Angehörige der russischen Botschaft haben in der Nacht in Berlin einen schweren Unfall verursacht. Weil sie Diplomaten sind, bleibt das für sie folgenlos.

Zwei russische Diplomaten haben in der Nacht zum Dienstag nahe des Amtssitzes des Bundespräsidenten eine schweren Unfall verursacht. Die Männer rammten in der Bellvuestraße zunächst vier Straßenpoller, anschließend beschädigten sie mit ihrem schwarzen BMW in der Lennestraße fünf parkende Autos. Die Botschaftsanghörigen wollten zunächst weiterfahren - doch ein Rad ihres Wagens war so beschädigt, dass sie nicht weit kamen. Vermutet wird, dass der Fahrer betrunken war - was die Polizei am Ort des Geschehens jedoch nicht überprüfen konnte. Ein Alkoholtest konnte aufgrund der diplomatischen Immunität der Verdächtigen nicht gemacht werden. Der Unfallfahrer behauptete, nicht gefahren zu sein. Er wurde nach einer Personalienüberprüfung entlassen.

Schon oft kam es in Berlin zu massiven Verlehrsstörungen durch Diplomaten: Sie rasen, sie fahren betrunken, begehen Fahrerflucht, parken in Verbotszonen. Und sie kommen ohne Knöllchen davon. Einige der etwa 6000 Diplomaten in Berlin erweisen sich im Schutz ihrer Immunität auch als hemmungslose Verkehrssünder. Erst Anfang Mai hatte der Fahrer eines Botschaftsfahrzeugs der Republik Südkorea hatte in der Nacht die Kontrolle über sein Fahrzeug verloren. Auch bei diesem Diplomaten wurde vermutet, dass er betrunken war. Das Auto war so stark beschädigt, dass es abgeschleppt werden musste. Mit einer strafrechtlichen Verfolgung muss der Fahrer - wie auch der russische Botschaftsangehörige - wegen seiner diplomatischen Immunität nicht rechnen. Der Mercedes des Koreaners war von der Fahrbahn der Gneisenaustraße abgekommen und hatte mehrere Betonsteine beschädigt, die zur Begrenzung eines Blumenbeetes dienen. Die drei Südkoreaner verließen nach der Klärung ihres diplomatischen Status den Unfallort.
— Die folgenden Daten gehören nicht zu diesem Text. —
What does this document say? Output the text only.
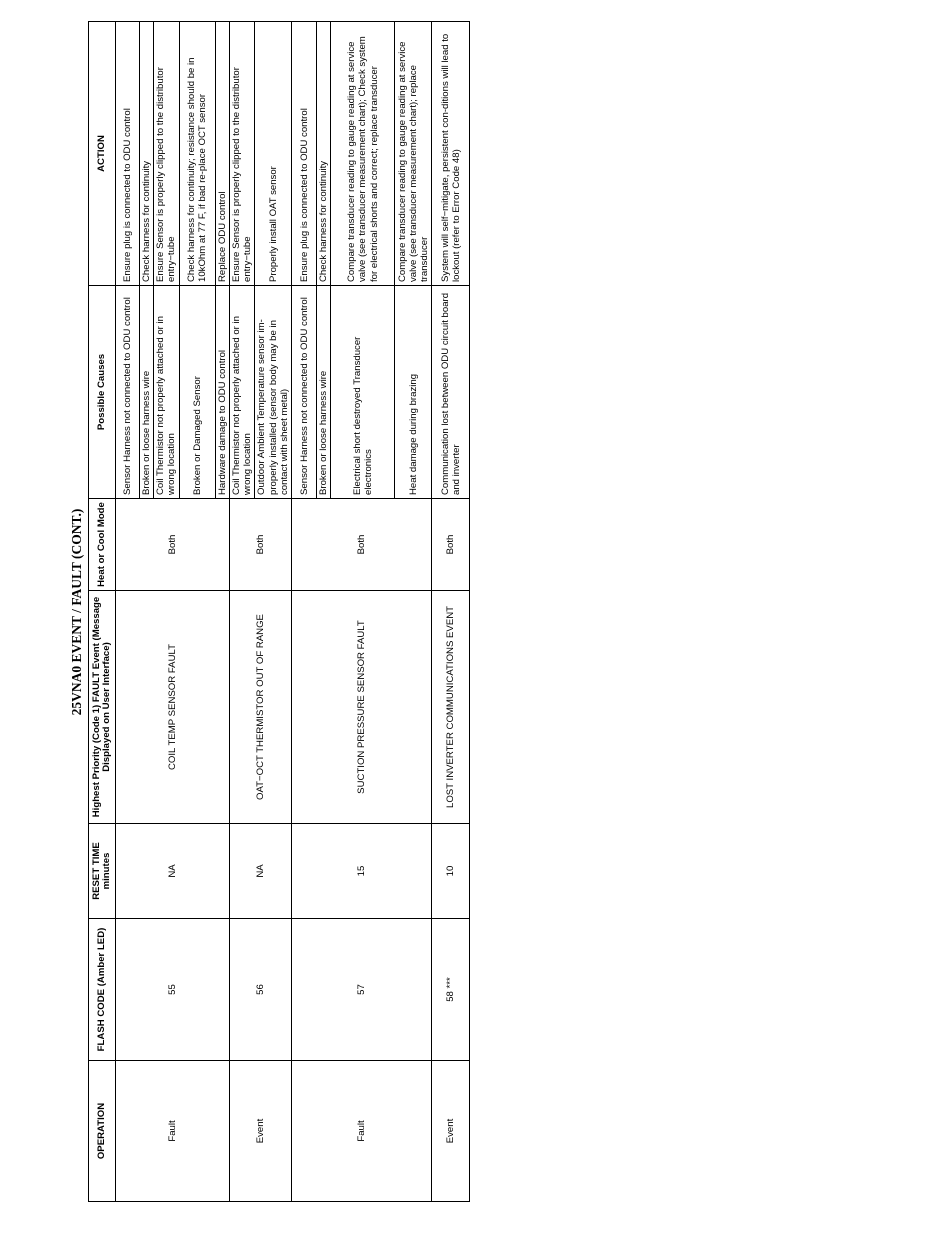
25VNA0 EVENT / FAULT (CONT.)
OPERATION	FLASH CODE (Amber LED)	RESET TIME minutes	Highest Priority (Code 1) FAULT Event (Message Displayed on User Interface)	Heat or Cool Mode	Possible Causes	ACTION
Fault	55	NA	COIL TEMP SENSOR FAULT	Both	Sensor Harness not connected to ODU control	Ensure plug is connected to ODU control
					Broken or loose harness wire	Check harness for continuity
					Coil Thermistor not properly attached or in wrong location	Ensure Sensor is properly clipped to the distributor entry−tube
					Broken or Damaged Sensor	Check harness for continuity; resistance should be in 10kOhm at 77 F, if bad re-place OCT sensor
					Hardware damage to ODU control	Replace ODU control
Event	56	NA	OAT−OCT THERMISTOR OUT OF RANGE	Both	Coil Thermistor not properly attached or in wrong location	Ensure Sensor is properly clipped to the distributor entry−tube
					Outdoor Ambient Temperature sensor im-properly installed (sensor body may be in contact with sheet metal)	Properly install OAT sensor
Fault	57	15	SUCTION PRESSURE SENSOR FAULT	Both	Sensor Harness not connected to ODU control	Ensure plug is connected to ODU control
					Broken or loose harness wire	Check harness for continuity
					Electrical short destroyed Transducer electronics	Compare transducer reading to gauge reading at service valve (see transducer measurement chart); Check system for electrical shorts and correct; replace transducer
					Heat damage during brazing	Compare transducer reading to gauge reading at service valve (see transducer measurement chart); replace transducer
Event	58 ***	10	LOST INVERTER COMMUNICATIONS EVENT	Both	Communication lost between ODU circuit board and inverter	System will self−mitigate, persistent con-ditions will lead to lockout (refer to Error Code 48)
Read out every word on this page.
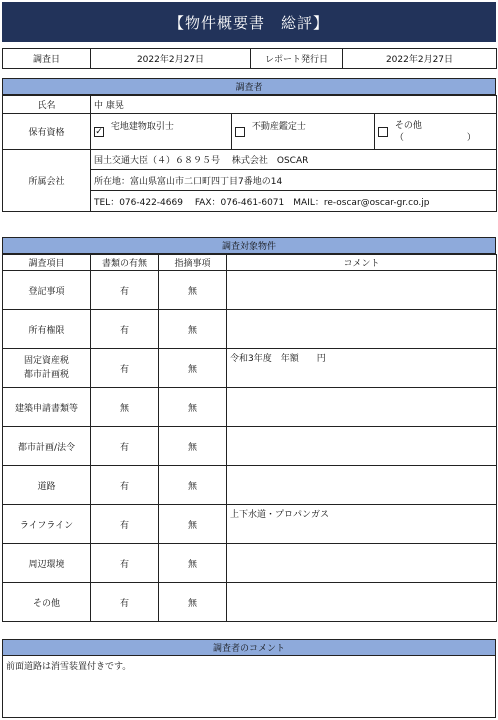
【物件概要書　総評】
調査日	2022年2月27日	レポート発行日	2022年2月27日
調査者
氏名	中 康晃		
保有資格	✓ 宅地建物取引士	不動産鑑定士	その他
（　　　　　　　）

所属会社	国土交通大臣（４）６８９５号　 株式会社　OSCAR		
	所在地：富山県富山市二口町四丁目7番地の14		
	TEL：076-422-4669　 FAX：076-461-6071　MAIL：re-oscar@oscar-gr.co.jp		
調査対象物件
調査項目	書類の有無	指摘事項	コメント
登記事項	有	無	
所有権限	有	無	

固定資産税
都市計画税	有	無	令和3年度　年額　　円
建築申請書類等	無	無	
都市計画/法令	有	無	
道路	有	無	
ライフライン	有	無	上下水道・プロパンガス
周辺環境	有	無	
その他	有	無	
調査者のコメント
前面道路は消雪装置付きです。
Die diplomatische Immunität jede inländische Strafverfolgung aus. Deswegen wurden in der Vergangenheit sämtliche Verfahren durch die Berliner Staatsanwaltschaft gemäß §170 Absatz 2 der Strafprozessordnung eingestellt. So seien im Jahr 2009 in Berlin 8610 Verkehrsordnungswidrigkeiten für Fahrzeuge mit Diplomatenkennzeichen registriert worden, die deshalb nicht verfolgt wurden. Im gleichen Zeitraum wurden 25 Fälle des „Verdachts eines unerlaubten Entfernens vom Unfallort“ registriert.

In Fällen von stark angetrunkenen Fahrern mit Diplomatenausweis dürfe ausnahmsweise „Zwang gegen einen Diplomaten angewandt werden, wenn dies zu seinem eigenen Schutz oder zur Abwehr einer konkreten Gefahr für Leib und Leben anderer erforderlich ist“. So könne ein „erkennbar alkoholisierter Diplomat“ an seiner Weiterfahrt gehindert werden. Wirke ein solcher Fahrer angetrunken, aber noch in der Lage, seinen Wagen zum Ziel zu bringen, könne die Polizei ihn eskortieren. Räume einer Botschaft dürften ohne Genehmigung nicht betreten werden.

So musste auch Nicolai A., ein Ex-Botschafter Bulgariens, keine Strafverfolgung fürchten. Er fuhr 2004 in Berlin Schlangenlinien und konnte erst nach längerer Verfolgung von der Polizei gestoppt werden. Als die Beamten den Autoschlüssel des Mannes konfiszierten, fuhr er einfach mit dem Ersatzschlüssel weiter und rammte einen Polizisten. In diesem Fall hatte das schlechte Benehmen Konsequenzen: Bulgarien zog den Botschafter ab.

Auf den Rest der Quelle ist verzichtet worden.